ASMAN: Yeah, you can't mix The Wall Street Journal and The New York Times in the same breath. They're very different. Now, of course, these are my old employers. I used to work for the editorial page. They're making a case that, you know, the longer we wait, the harder it's going to get. They have got the complete cycle now, from mining the uranium ore to the hexafluoride to getting the centrifuges working. They still have to line up several thousand centrifuges. But apparently, the most difficult task was the last one that was taken, and they've done that, and getting to the 30,000 centrifuges is going to be a cakewalk after that. So they are saying we cannot wait. The longer we wait, the harder it's going to get. They're making the case that was made in 2001, 2002, 2003, up to the Iraq war. The question is, will they be able to make the case to go to war with Iran? It's going to be a tough sell.
GIBSON: The president has to decide whether to do this before he leaves office. Is the Iranian bomb going to be upon us so quickly that some president is going to have to do something very soon?
ASMAN: Well, despite the fact that they were bragging in a really ridiculous way last week with that charade that they had, where they all got up in the party in saying how wonderful it is we all have the nuclear weapon at our hand.

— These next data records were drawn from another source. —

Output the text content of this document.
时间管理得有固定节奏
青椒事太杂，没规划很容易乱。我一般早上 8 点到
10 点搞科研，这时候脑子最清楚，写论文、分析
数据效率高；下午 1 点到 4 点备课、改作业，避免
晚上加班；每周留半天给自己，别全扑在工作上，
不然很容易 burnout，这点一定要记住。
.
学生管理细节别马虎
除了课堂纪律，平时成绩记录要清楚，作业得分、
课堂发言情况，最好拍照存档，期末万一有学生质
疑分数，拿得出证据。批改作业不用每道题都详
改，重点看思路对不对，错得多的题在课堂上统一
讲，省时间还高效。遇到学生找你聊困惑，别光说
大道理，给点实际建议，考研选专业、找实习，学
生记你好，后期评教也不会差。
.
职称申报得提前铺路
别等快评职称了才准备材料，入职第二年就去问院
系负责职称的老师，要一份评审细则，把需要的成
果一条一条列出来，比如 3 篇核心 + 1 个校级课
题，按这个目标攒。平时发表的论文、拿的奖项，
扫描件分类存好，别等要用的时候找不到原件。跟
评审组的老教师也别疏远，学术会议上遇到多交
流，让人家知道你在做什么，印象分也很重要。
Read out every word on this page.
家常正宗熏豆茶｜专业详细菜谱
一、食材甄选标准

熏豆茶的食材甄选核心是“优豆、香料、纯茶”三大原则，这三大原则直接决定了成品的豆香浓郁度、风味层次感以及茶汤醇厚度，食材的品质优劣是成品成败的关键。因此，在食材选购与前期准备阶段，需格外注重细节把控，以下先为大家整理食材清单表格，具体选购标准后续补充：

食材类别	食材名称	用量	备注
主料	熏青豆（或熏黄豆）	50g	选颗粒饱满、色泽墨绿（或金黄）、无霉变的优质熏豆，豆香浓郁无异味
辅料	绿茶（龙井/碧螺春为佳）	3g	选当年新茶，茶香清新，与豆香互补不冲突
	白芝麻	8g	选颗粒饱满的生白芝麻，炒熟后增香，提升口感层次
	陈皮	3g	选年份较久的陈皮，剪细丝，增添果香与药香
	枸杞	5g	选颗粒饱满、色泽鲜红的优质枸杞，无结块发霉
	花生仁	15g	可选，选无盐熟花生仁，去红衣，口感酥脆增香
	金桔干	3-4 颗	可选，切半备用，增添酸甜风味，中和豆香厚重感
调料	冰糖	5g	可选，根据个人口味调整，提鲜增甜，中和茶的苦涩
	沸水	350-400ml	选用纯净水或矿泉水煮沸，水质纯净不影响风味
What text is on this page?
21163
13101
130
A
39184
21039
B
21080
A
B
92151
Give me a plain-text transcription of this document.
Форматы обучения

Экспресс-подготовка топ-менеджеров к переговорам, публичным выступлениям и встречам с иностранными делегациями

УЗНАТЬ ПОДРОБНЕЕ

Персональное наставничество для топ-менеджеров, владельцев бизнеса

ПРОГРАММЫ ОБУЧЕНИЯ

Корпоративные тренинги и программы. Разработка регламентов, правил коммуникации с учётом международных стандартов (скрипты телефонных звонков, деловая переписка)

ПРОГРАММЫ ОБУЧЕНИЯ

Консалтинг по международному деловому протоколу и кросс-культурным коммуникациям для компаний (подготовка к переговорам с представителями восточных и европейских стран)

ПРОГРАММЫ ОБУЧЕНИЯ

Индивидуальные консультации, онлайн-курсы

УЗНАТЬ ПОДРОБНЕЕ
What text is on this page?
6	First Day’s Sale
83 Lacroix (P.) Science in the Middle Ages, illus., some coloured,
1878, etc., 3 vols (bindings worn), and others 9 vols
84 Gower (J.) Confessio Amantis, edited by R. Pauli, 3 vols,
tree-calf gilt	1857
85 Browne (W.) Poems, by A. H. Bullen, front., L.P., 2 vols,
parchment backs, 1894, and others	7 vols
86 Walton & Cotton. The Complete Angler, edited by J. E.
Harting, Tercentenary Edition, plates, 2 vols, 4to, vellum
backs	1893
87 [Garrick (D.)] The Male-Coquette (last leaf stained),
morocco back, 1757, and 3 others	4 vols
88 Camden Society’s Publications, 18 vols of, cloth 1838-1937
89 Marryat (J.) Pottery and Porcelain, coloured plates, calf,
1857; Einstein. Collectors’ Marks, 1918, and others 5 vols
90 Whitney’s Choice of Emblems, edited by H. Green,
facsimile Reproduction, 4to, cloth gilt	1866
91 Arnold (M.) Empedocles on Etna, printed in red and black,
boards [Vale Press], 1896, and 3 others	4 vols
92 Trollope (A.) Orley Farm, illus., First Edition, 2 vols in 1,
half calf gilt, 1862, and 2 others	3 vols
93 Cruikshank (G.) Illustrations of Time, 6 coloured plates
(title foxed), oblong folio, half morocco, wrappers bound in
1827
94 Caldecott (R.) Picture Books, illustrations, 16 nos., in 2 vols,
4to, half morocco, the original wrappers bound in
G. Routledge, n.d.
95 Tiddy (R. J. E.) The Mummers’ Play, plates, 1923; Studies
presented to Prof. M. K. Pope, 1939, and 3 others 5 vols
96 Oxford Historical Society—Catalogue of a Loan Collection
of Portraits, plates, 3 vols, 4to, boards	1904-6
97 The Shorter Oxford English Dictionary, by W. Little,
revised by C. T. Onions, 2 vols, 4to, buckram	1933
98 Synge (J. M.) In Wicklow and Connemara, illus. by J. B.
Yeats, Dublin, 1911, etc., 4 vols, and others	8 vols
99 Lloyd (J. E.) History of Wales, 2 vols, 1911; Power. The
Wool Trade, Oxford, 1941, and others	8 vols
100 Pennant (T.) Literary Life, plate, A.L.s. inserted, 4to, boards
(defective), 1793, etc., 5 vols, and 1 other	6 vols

They still are a lot closer than we thought. We were saying our best estimates were that 10 years was as long as it was going to take. Now they're saying it may be within a year before they actually get the workings of a bomb put together. So that, certainly, on Bush's watch.
GIBSON: Well, Negroponte yesterday or the day before -- he's the head of our spook service. He said it's years and years and years.
ASMAN: I know. And that leads to another question of not only will they be able to convince the public, but will they be able -- these people who are in favor of taking care of it sooner rather than later, will they be able to get the ducks in order within the Bush administration? There are questions about now if the Bush administration is as divided as ever before? And Negroponte certainly didn't settle that debate with his comments.
GIBSON: Has Iraq made it impossible for the United States to attack Iran?
ASMAN: That's a great question. The bar is so high now, because of the failure to find WMDs in Iraq, that is going to take an awful lot -- I think before we act, we may have to see evidence of a nuclear weapon, in which case it'll be too late. They'll already have it. It is sort of like the North Korean -- the same thing happened with North Korea. Apparently now, we realize they have it. And we had to wait for that to happen.
GIBSON: North Korea wasn't promising to wipe anybody off the map.
ASMAN: Exactly. And that leads to the question of Israel. Are we going to have to wait until there's a mushroom cloud over Jerusalem before we take a hit in Iran? And that's an open question.